MUNA’s music is all about self-expression and empowerment, and their live show is no different. The band members are all incredibly talented musicians in their own right, and their return to the Twin Cities, marking their second show here since August, was a breathtaking display in more ways than one.
MUNA’s been on a roll lately. Lead singer Katie Gavins made sure the sold out Palace Theatre crowd knew that they didnt take their recent success lightly, thanking them for coming, listening, and allowing the music to act as a vehicle to be themselves – all amid fun banter between her bandmembers onstage. Their show at the Palace last night may have been just another date on a tour for them, perhaps not as meaningful of a stop amid performing sets at festivals like Coachella, Bonnaroo, and opening select dates in stadiums nationwide for little known pop-singer Taylor Swift. Tonight’s show didn’t feel just another tour date to the polite and welcoming crowd who packed the Palace, and it certainly didn’t feel like MUNA was at all tired from the road, or their recent success either. The band treated the show like it was their own stadium show – someplace they should be headlining soon enough.
At times, it felt like watching your best friends on a playground. The band danced, kissed, spanked, and chased each-other around on stage like a big game of lesbian tag. The crowd passed around “Stacy”, the band’s inflatable crowd surfing horse, waved pride flags, and danced and sang along to MUNA’s catalog with just as much energy as the band. The energy is only part of what makes a MUNA show so special, however. Their music is of course catchy and danceable, but it also has a deeper message. The band’s lyrics are often about personal experiences, social justice issues, and LGBTQ+ rights and body positivity. They’re a band whose not afraid to be vulnerable in their music. They talk about their own struggles and challenges, and they encourage their fans to do the same. This honesty is one of the things that makes MUNA’s music powerful, just as it is important.

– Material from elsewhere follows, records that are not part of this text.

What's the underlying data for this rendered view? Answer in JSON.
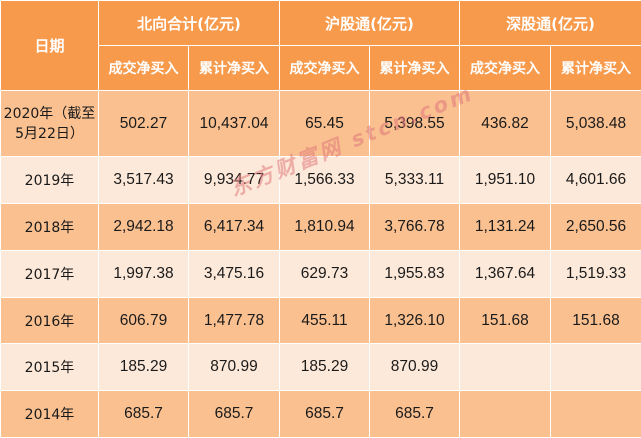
{
  "header": {
    "date": "日期",
    "northbound_total": "北向合计(亿元)",
    "shanghai_connect": "沪股通(亿元)",
    "shenzhen_connect": "深股通(亿元)",
    "sub": [
      "成交净买入",
      "累计净买入",
      "成交净买入",
      "累计净买入",
      "成交净买入",
      "累计净买入"
    ]
  },
  "rows": [
    {
      "date": "2020年（截至5月22日）",
      "values": [
        "502.27",
        "10,437.04",
        "65.45",
        "5,398.55",
        "436.82",
        "5,038.48"
      ]
    },
    {
      "date": "2019年",
      "values": [
        "3,517.43",
        "9,934.77",
        "1,566.33",
        "5,333.11",
        "1,951.10",
        "4,601.66"
      ]
    },
    {
      "date": "2018年",
      "values": [
        "2,942.18",
        "6,417.34",
        "1,810.94",
        "3,766.78",
        "1,131.24",
        "2,650.56"
      ]
    },
    {
      "date": "2017年",
      "values": [
        "1,997.38",
        "3,475.16",
        "629.73",
        "1,955.83",
        "1,367.64",
        "1,519.33"
      ]
    },
    {
      "date": "2016年",
      "values": [
        "606.79",
        "1,477.78",
        "455.11",
        "1,326.10",
        "151.68",
        "151.68"
      ]
    },
    {
      "date": "2015年",
      "values": [
        "185.29",
        "870.99",
        "185.29",
        "870.99",
        "",
        ""
      ]
    },
    {
      "date": "2014年",
      "values": [
        "685.7",
        "685.7",
        "685.7",
        "685.7",
        "",
        ""
      ]
    }
  ],
  "watermark": "东方财富网 stcn.com"
}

It seemed like the crowd, much like a crowd for T-Swift herself, knew every word to MUNA’s songs. I watched as fans screamed and pointed to the band during the chorus of “Number One Fan” and “Anything But Me.” They vibed out to the smoky silhouettes onstage during the pounding “Runners High” just as much as they danced along to the self described, country song, “Taken”. I even watched a couple dudes in matching The 1975 tee shirts hug each other as they sang along to “Kind of Girl” in the balcony. Even that was far from the gayest moment of the night.
Queer joy can be hard to find in the Twin Cities, and even harder for the under 21 crowd. MUNA’s show is one of the rare times people in this region can get together in a room this size without fear of judgment or discrimination. The band provides a space of total acceptance for their audience, queer or not. Even if you’re just here for the Y2K pop sound, theres no denying that MUNA’s fans are some of the greatest in the world simply because they know how powerful a space like this can be for people looking for acceptance.

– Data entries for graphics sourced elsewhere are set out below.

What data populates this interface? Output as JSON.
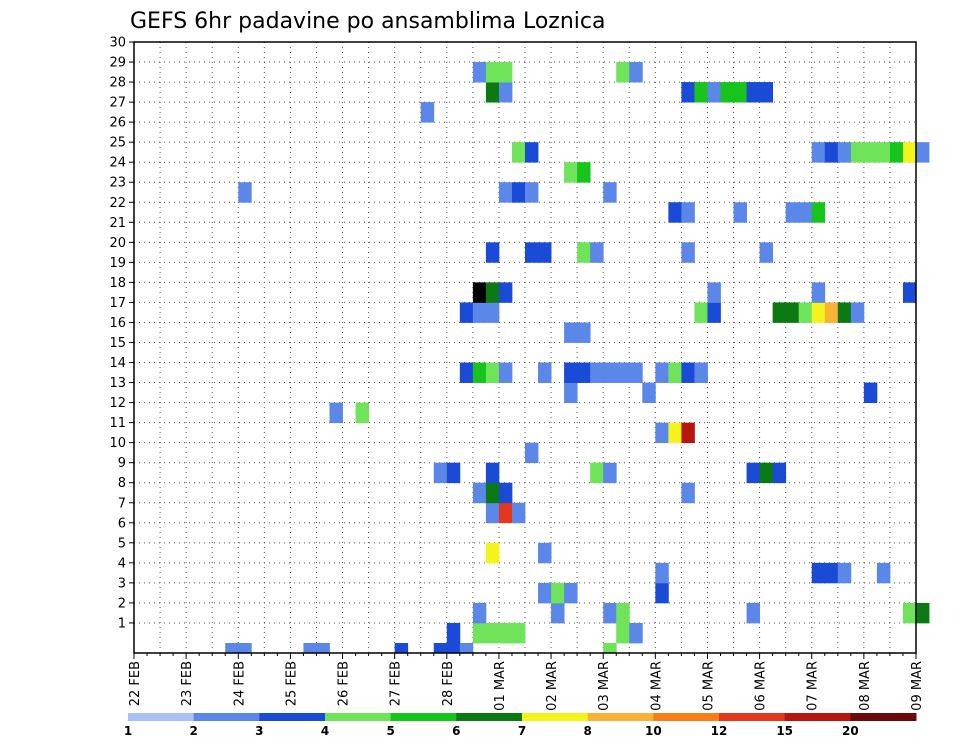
{
  "chart_data": {
    "type": "heatmap",
    "title": "GEFS 6hr padavine po ansamblima Loznica",
    "xlabel": "",
    "ylabel": "",
    "x_tick_labels": [
      "22 FEB",
      "23 FEB",
      "24 FEB",
      "25 FEB",
      "26 FEB",
      "27 FEB",
      "28 FEB",
      "01 MAR",
      "02 MAR",
      "03 MAR",
      "04 MAR",
      "05 MAR",
      "06 MAR",
      "07 MAR",
      "08 MAR",
      "09 MAR"
    ],
    "y_tick_labels": [
      "1",
      "2",
      "3",
      "4",
      "5",
      "6",
      "7",
      "8",
      "9",
      "10",
      "11",
      "12",
      "13",
      "14",
      "15",
      "16",
      "17",
      "18",
      "19",
      "20",
      "21",
      "22",
      "23",
      "24",
      "25",
      "26",
      "27",
      "28",
      "29",
      "30"
    ],
    "ylim": [
      0,
      30
    ],
    "grid": true,
    "colorbar": {
      "labels": [
        "1",
        "2",
        "3",
        "4",
        "5",
        "6",
        "7",
        "8",
        "10",
        "12",
        "15",
        "20"
      ],
      "colors": [
        "#a9c1f5",
        "#5b87e8",
        "#1a4bd6",
        "#6fe35a",
        "#17c41b",
        "#0b7a12",
        "#f4f41b",
        "#f9b236",
        "#f77d14",
        "#e3381a",
        "#b7150f",
        "#6a0a0a"
      ]
    },
    "cells": [
      [
        0,
        7,
        1
      ],
      [
        0,
        8,
        1
      ],
      [
        0,
        13,
        1
      ],
      [
        0,
        14,
        1
      ],
      [
        0,
        20,
        2
      ],
      [
        0,
        23,
        2
      ],
      [
        0,
        24,
        2
      ],
      [
        0,
        25,
        1
      ],
      [
        0,
        36,
        3
      ],
      [
        1,
        24,
        2
      ],
      [
        1,
        26,
        3
      ],
      [
        1,
        27,
        3
      ],
      [
        1,
        28,
        3
      ],
      [
        1,
        29,
        3
      ],
      [
        1,
        37,
        3
      ],
      [
        1,
        38,
        1
      ],
      [
        2,
        26,
        1
      ],
      [
        2,
        32,
        1
      ],
      [
        2,
        36,
        1
      ],
      [
        2,
        37,
        3
      ],
      [
        2,
        47,
        1
      ],
      [
        2,
        59,
        3
      ],
      [
        2,
        60,
        5
      ],
      [
        3,
        31,
        1
      ],
      [
        3,
        32,
        3
      ],
      [
        3,
        33,
        1
      ],
      [
        3,
        40,
        2
      ],
      [
        4,
        40,
        1
      ],
      [
        4,
        52,
        2
      ],
      [
        4,
        53,
        2
      ],
      [
        4,
        54,
        1
      ],
      [
        4,
        57,
        1
      ],
      [
        5,
        27,
        6
      ],
      [
        5,
        31,
        1
      ],
      [
        7,
        27,
        1
      ],
      [
        7,
        28,
        9
      ],
      [
        7,
        29,
        1
      ],
      [
        8,
        26,
        1
      ],
      [
        8,
        27,
        5
      ],
      [
        8,
        28,
        2
      ],
      [
        8,
        42,
        1
      ],
      [
        9,
        23,
        1
      ],
      [
        9,
        24,
        2
      ],
      [
        9,
        27,
        2
      ],
      [
        9,
        35,
        3
      ],
      [
        9,
        36,
        1
      ],
      [
        9,
        47,
        2
      ],
      [
        9,
        48,
        5
      ],
      [
        9,
        49,
        2
      ],
      [
        10,
        30,
        1
      ],
      [
        11,
        40,
        1
      ],
      [
        11,
        41,
        6
      ],
      [
        11,
        42,
        10
      ],
      [
        12,
        15,
        1
      ],
      [
        12,
        17,
        3
      ],
      [
        13,
        33,
        1
      ],
      [
        13,
        39,
        1
      ],
      [
        13,
        56,
        2
      ],
      [
        14,
        25,
        2
      ],
      [
        14,
        26,
        4
      ],
      [
        14,
        27,
        3
      ],
      [
        14,
        28,
        1
      ],
      [
        14,
        31,
        1
      ],
      [
        14,
        33,
        2
      ],
      [
        14,
        34,
        2
      ],
      [
        14,
        35,
        1
      ],
      [
        14,
        36,
        1
      ],
      [
        14,
        37,
        1
      ],
      [
        14,
        38,
        1
      ],
      [
        14,
        40,
        1
      ],
      [
        14,
        41,
        3
      ],
      [
        14,
        42,
        2
      ],
      [
        14,
        43,
        1
      ],
      [
        16,
        33,
        1
      ],
      [
        16,
        34,
        1
      ],
      [
        17,
        25,
        2
      ],
      [
        17,
        26,
        1
      ],
      [
        17,
        27,
        1
      ],
      [
        17,
        43,
        3
      ],
      [
        17,
        44,
        2
      ],
      [
        17,
        49,
        5
      ],
      [
        17,
        50,
        5
      ],
      [
        17,
        51,
        3
      ],
      [
        17,
        52,
        6
      ],
      [
        17,
        53,
        7
      ],
      [
        17,
        54,
        5
      ],
      [
        17,
        55,
        1
      ],
      [
        18,
        26,
        15
      ],
      [
        18,
        27,
        5
      ],
      [
        18,
        28,
        2
      ],
      [
        18,
        44,
        1
      ],
      [
        18,
        52,
        1
      ],
      [
        18,
        59,
        2
      ],
      [
        20,
        27,
        2
      ],
      [
        20,
        30,
        2
      ],
      [
        20,
        31,
        2
      ],
      [
        20,
        34,
        3
      ],
      [
        20,
        35,
        1
      ],
      [
        20,
        42,
        1
      ],
      [
        20,
        48,
        1
      ],
      [
        22,
        41,
        2
      ],
      [
        22,
        42,
        1
      ],
      [
        22,
        46,
        1
      ],
      [
        22,
        50,
        1
      ],
      [
        22,
        51,
        1
      ],
      [
        22,
        52,
        4
      ],
      [
        23,
        8,
        1
      ],
      [
        23,
        28,
        1
      ],
      [
        23,
        29,
        2
      ],
      [
        23,
        30,
        1
      ],
      [
        23,
        36,
        1
      ],
      [
        24,
        33,
        3
      ],
      [
        24,
        34,
        4
      ],
      [
        25,
        29,
        3
      ],
      [
        25,
        30,
        2
      ],
      [
        25,
        52,
        1
      ],
      [
        25,
        53,
        2
      ],
      [
        25,
        54,
        1
      ],
      [
        25,
        55,
        3
      ],
      [
        25,
        56,
        3
      ],
      [
        25,
        57,
        3
      ],
      [
        25,
        58,
        4
      ],
      [
        25,
        59,
        6
      ],
      [
        25,
        60,
        1
      ],
      [
        27,
        22,
        1
      ],
      [
        28,
        27,
        5
      ],
      [
        28,
        28,
        1
      ],
      [
        28,
        42,
        2
      ],
      [
        28,
        43,
        4
      ],
      [
        28,
        44,
        1
      ],
      [
        28,
        45,
        4
      ],
      [
        28,
        46,
        4
      ],
      [
        28,
        47,
        2
      ],
      [
        28,
        48,
        2
      ],
      [
        29,
        26,
        1
      ],
      [
        29,
        27,
        3
      ],
      [
        29,
        28,
        3
      ],
      [
        29,
        37,
        3
      ],
      [
        29,
        38,
        1
      ]
    ]
  }
}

Perhaps the biggest pride anthem came during the encore, “I Know A Place” again being a powerful song where nearly all of the crowd could be seen completely dancing. Some fans even donned pink Silk Chiffons to the show, a nod to their song title and featuring Phoebe Bridgers on the studio track. Supporting act Nova Twins took over Bridgers’ line of the song during their encore, dancing and singling along with the band during the final song.
MUNA’s show at the Palace Theatre was a reminder of why they are one of the most exciting bands in indie-pop today. Its rare that a band can be both catchy and meaningful. With a powerful and moving performance that left the crowd feeling inspired and uplifted, theres no doubt they’ll be filling arenas of their own soon.